Sosok Jackson Irvine: Kapten Australia yang nyentrik kemudian berbahaya

Ibukota Indonesia – Jelang laga Kualifikasi Piala Bumi 2026 antara Timnas Indonesia dan juga Australia, perhatian pecinta sepak bola tertuju pada kapten regu lawan, Jackson Irvine.

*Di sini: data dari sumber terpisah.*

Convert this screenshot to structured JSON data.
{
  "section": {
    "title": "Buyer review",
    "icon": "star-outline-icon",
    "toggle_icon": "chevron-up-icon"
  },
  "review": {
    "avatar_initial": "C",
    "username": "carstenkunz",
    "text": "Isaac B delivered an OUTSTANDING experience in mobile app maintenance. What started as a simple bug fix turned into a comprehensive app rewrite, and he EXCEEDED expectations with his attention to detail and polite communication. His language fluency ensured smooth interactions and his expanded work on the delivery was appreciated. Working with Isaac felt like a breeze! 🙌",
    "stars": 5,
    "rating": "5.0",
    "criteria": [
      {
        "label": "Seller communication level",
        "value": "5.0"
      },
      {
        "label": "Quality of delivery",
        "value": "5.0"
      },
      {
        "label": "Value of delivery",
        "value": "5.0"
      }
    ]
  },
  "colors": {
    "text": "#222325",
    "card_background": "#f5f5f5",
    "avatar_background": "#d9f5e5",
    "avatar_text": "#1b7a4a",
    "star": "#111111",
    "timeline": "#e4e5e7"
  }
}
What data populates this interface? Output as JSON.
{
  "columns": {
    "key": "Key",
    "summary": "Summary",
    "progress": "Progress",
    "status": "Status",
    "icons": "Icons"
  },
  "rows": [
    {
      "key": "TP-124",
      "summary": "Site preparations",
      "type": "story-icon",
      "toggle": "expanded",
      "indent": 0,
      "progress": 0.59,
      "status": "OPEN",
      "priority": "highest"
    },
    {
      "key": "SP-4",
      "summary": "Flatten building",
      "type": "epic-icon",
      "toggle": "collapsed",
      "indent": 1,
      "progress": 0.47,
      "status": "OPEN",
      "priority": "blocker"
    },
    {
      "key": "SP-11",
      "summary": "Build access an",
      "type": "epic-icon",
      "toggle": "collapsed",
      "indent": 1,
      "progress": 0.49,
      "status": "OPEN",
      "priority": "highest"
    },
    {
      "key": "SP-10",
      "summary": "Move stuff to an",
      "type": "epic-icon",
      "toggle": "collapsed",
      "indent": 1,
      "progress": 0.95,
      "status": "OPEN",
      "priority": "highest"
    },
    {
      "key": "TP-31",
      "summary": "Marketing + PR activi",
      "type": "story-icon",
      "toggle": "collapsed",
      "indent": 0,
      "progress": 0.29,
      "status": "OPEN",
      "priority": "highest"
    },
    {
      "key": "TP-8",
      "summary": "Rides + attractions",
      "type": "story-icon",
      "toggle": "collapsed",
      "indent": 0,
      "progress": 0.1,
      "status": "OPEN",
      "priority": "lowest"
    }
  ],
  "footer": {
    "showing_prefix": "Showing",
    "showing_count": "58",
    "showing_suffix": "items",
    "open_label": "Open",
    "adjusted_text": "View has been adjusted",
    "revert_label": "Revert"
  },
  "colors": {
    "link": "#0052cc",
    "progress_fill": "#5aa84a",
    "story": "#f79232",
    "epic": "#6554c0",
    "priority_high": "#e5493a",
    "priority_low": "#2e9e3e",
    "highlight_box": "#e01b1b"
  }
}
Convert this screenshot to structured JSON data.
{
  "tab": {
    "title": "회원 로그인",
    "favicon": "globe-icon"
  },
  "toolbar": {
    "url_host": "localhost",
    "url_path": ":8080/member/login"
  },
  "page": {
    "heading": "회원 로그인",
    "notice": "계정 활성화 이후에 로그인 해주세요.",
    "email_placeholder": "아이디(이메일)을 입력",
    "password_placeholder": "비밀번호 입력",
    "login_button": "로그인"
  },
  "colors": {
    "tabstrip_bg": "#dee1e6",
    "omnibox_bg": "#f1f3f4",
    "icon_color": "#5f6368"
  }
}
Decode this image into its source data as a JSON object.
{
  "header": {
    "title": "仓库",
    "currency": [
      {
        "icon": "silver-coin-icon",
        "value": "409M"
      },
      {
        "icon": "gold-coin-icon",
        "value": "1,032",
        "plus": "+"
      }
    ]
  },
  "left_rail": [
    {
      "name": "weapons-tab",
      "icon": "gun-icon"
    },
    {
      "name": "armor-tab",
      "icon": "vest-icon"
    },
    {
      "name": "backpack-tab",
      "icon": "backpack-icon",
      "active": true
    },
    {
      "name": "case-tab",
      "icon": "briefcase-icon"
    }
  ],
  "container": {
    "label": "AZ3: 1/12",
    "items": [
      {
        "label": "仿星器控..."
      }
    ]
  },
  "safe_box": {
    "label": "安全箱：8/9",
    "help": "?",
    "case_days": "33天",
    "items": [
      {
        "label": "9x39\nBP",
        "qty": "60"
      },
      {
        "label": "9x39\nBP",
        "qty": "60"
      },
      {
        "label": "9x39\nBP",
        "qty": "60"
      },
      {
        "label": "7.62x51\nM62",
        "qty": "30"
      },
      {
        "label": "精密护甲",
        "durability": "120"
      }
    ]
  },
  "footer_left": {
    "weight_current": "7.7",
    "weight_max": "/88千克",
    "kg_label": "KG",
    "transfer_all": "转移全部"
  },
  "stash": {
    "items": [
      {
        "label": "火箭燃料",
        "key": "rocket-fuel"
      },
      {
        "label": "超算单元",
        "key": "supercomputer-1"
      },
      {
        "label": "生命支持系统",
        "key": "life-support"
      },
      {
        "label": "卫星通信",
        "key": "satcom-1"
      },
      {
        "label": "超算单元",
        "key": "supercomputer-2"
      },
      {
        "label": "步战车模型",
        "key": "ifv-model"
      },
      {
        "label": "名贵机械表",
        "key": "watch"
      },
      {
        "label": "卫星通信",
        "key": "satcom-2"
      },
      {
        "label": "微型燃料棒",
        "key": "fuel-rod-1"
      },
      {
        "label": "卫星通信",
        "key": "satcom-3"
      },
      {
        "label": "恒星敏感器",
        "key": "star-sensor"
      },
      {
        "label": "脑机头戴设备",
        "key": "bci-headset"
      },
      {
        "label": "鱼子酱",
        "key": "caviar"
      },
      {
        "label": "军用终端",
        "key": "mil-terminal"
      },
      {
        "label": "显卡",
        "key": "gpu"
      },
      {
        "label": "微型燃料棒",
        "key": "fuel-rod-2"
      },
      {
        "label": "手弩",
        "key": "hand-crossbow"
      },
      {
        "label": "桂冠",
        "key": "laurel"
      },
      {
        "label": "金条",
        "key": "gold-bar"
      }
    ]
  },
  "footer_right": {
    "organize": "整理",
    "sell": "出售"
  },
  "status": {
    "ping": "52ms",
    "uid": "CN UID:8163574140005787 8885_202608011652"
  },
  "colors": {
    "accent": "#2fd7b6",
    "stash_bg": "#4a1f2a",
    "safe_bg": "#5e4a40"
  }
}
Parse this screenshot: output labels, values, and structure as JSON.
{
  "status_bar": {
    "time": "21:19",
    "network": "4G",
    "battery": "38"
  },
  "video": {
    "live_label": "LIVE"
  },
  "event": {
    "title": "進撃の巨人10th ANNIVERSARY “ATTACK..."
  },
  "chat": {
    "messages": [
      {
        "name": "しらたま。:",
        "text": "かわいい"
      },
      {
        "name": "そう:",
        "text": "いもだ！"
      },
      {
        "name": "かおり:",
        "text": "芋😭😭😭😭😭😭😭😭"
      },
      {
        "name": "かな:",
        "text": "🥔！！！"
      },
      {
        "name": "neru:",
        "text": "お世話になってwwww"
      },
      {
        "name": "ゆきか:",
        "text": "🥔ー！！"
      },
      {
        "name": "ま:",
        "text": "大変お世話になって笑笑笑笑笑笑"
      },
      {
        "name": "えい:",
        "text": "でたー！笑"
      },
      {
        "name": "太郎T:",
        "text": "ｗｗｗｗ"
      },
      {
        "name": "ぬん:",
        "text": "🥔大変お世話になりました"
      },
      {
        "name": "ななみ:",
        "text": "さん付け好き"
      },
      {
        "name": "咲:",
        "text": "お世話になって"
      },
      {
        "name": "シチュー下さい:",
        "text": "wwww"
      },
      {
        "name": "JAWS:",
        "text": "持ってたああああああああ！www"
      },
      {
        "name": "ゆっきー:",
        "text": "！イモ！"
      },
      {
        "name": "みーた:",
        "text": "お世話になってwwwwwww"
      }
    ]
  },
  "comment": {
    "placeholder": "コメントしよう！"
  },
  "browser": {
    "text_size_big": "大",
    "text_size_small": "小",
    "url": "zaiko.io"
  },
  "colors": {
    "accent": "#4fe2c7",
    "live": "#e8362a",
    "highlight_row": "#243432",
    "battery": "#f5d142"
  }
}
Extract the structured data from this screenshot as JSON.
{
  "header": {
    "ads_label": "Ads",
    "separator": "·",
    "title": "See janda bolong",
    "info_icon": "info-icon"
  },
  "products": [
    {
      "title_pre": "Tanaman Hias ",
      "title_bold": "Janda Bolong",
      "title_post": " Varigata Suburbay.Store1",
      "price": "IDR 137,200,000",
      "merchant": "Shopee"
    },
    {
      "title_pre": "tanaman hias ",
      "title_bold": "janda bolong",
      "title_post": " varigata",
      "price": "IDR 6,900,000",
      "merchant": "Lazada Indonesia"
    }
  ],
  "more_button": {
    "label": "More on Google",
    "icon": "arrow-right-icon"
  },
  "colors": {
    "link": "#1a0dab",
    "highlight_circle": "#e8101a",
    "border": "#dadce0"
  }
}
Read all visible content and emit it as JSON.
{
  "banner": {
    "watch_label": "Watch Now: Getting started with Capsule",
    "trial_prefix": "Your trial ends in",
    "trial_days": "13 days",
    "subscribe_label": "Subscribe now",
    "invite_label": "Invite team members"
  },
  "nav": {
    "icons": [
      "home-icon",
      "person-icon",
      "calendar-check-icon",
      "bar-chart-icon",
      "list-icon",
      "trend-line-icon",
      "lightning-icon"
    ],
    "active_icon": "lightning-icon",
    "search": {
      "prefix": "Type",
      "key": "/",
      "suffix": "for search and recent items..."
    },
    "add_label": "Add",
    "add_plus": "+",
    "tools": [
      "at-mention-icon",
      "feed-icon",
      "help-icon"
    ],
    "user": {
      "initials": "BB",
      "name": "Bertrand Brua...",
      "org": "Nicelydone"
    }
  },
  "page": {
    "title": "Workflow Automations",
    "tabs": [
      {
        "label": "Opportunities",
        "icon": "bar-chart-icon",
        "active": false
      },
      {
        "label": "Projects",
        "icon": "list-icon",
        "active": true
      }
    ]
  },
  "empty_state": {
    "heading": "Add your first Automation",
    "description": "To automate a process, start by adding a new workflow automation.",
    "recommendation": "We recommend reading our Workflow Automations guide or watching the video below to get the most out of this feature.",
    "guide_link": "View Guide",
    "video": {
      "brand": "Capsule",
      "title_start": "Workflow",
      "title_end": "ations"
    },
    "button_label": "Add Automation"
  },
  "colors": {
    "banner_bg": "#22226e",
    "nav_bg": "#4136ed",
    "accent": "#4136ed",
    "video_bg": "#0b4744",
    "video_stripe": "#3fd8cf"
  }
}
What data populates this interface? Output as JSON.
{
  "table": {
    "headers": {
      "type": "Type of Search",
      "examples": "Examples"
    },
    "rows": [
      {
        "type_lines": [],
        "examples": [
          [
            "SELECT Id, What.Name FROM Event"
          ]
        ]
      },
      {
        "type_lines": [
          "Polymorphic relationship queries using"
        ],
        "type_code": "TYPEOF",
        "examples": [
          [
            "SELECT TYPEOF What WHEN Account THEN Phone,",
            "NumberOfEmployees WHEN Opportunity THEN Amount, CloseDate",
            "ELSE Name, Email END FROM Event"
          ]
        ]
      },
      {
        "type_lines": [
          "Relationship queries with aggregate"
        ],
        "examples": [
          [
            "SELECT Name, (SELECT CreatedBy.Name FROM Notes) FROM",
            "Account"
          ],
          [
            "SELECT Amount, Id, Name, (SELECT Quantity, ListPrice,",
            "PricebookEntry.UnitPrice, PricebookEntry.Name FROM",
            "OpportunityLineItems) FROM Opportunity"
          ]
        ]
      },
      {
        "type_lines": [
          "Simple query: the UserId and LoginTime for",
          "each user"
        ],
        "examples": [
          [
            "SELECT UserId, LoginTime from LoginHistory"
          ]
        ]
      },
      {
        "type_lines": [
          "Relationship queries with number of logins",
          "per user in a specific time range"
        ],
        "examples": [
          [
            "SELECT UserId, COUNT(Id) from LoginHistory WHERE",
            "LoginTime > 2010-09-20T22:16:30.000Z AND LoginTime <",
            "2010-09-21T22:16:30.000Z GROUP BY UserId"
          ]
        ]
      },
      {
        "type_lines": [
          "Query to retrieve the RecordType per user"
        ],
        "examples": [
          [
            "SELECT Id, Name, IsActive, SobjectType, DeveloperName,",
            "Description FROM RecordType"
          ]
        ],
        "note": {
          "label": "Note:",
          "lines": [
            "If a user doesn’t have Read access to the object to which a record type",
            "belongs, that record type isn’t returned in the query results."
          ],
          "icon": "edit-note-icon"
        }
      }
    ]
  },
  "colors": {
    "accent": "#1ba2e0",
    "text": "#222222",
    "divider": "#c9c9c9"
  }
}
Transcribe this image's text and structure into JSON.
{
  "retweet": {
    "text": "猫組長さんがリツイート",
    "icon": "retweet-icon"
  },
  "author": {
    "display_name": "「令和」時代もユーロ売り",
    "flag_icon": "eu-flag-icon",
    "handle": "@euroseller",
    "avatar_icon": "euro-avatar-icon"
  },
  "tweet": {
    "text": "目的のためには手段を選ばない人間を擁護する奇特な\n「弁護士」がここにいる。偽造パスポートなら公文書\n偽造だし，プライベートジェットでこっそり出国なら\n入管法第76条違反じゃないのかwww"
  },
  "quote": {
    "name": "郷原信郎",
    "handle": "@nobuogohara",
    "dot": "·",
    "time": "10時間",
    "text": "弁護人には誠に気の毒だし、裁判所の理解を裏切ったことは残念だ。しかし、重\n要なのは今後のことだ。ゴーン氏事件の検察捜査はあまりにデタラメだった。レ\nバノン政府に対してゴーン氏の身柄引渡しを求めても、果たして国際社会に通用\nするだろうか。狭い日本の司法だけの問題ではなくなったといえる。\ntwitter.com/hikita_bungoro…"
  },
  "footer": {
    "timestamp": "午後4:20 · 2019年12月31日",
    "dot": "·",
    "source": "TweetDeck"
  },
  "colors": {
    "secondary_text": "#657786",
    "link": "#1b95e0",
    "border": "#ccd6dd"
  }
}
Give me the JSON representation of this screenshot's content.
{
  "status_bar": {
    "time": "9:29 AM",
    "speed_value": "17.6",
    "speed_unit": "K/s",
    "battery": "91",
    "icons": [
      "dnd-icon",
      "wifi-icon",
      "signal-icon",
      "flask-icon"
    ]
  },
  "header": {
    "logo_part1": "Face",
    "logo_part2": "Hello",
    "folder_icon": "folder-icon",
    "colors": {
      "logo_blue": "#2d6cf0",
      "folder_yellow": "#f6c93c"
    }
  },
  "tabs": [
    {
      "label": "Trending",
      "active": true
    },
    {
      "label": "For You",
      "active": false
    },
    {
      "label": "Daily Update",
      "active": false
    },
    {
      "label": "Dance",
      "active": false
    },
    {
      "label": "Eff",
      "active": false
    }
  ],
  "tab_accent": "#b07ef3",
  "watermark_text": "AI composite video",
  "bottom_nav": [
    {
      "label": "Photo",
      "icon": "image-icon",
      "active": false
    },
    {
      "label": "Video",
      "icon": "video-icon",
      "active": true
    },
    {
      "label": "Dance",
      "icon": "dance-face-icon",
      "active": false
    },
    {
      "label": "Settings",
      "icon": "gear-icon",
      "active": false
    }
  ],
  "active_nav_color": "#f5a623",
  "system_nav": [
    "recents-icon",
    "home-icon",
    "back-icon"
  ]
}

Gelandang berusia 32 tahun yang tersebut sekarang ini bermain untuk klub Jerman, FC St. Pauli, dikenal sebagai sosok yang dimaksud tak cuma tangguh ke lapangan, tetapi juga mempunyai kepribadian unik pada luar pertandingan.
Perjalanan karier juga rekam jejak profesional
Jackson Irvine lahir ke Melbourne, Australia, pada 7 Maret 1993. Ia memiliki kewarganegaraan ganda, yakni Australia serta Skotlandia. Dengan tinggi badan 1,89 meter, Irvine menempati kedudukan sebagai gelandang sedang maupun gelandang serang yang dimaksud dikenal agresif dan juga memiliki daya jelajah tinggi.
Irvine memulai karier profesionalnya dalam Eropa dengan bergabung bersatu Celtic U-20 pada 2010. Setelah sempat menjalani masa peminjaman di dalam beberapa klub seperti Kilmarnock FC juga Ross County, ia akhirnya pindah secara permanen ke Ross County pada 2015. Kariernya semakin tumbuh pasca ia hijrah ke Inggris kemudian menguatkan Burton Albion, Hull City, dan juga Hibernian FC sebelum akhirnya bergabung dengan FC St. Pauli pada 2021.
Di Bundesliga musim 2024/2025, Irvine telah dilakukan mencatatkan 26 penampilan, menyumbangkan lima assist, dan juga mengantongi dua kartu ikterus tanpa pernah menerima kartu merah.
Andalan Timnas Australia
Bersama Timnas Australia, Jackson Irvine telah mencatatkan 76 caps dengan torehan 11 gol. Jumlah ini menjadikannya pemain tersubur di skuad Socceroos ketika ini, mengungguli striker seperti Martin Boyle (9 gol), Craig Goodwin (7), Adam Taggart (7), lalu Kusini Yengi (6).
Debutnya bersatu Australia terbentuk pada 2013 di mana ia baru berusia 20 tahun. Butuh empat tahun baginya untuk mencetak gol internasional pertamanya, yang mana berjalan pada Kualifikasi Piala Global 2018 bertarung dengan Uni Emirat Arab. Gol terakhirnya hingga pada saat ini ia cetak ketika menghadapi Suriah dalam Piala Asia 2023.
Gaya hidup nyentrik serta aktivitas dalam luar sepak bola
Foto: https://www.instagram.com/p/DHRxC9Wz9uF/?img_index=5
Di luar lapangan, Jackson Irvine dikenal sebagai figur yang memiliki gaya hidup unik. Penampilannya yang dimaksud khas dengan kumis tebal juga gaya fashion vintage membuatnya menonjol di antara para pesepak bola profesional lainnya.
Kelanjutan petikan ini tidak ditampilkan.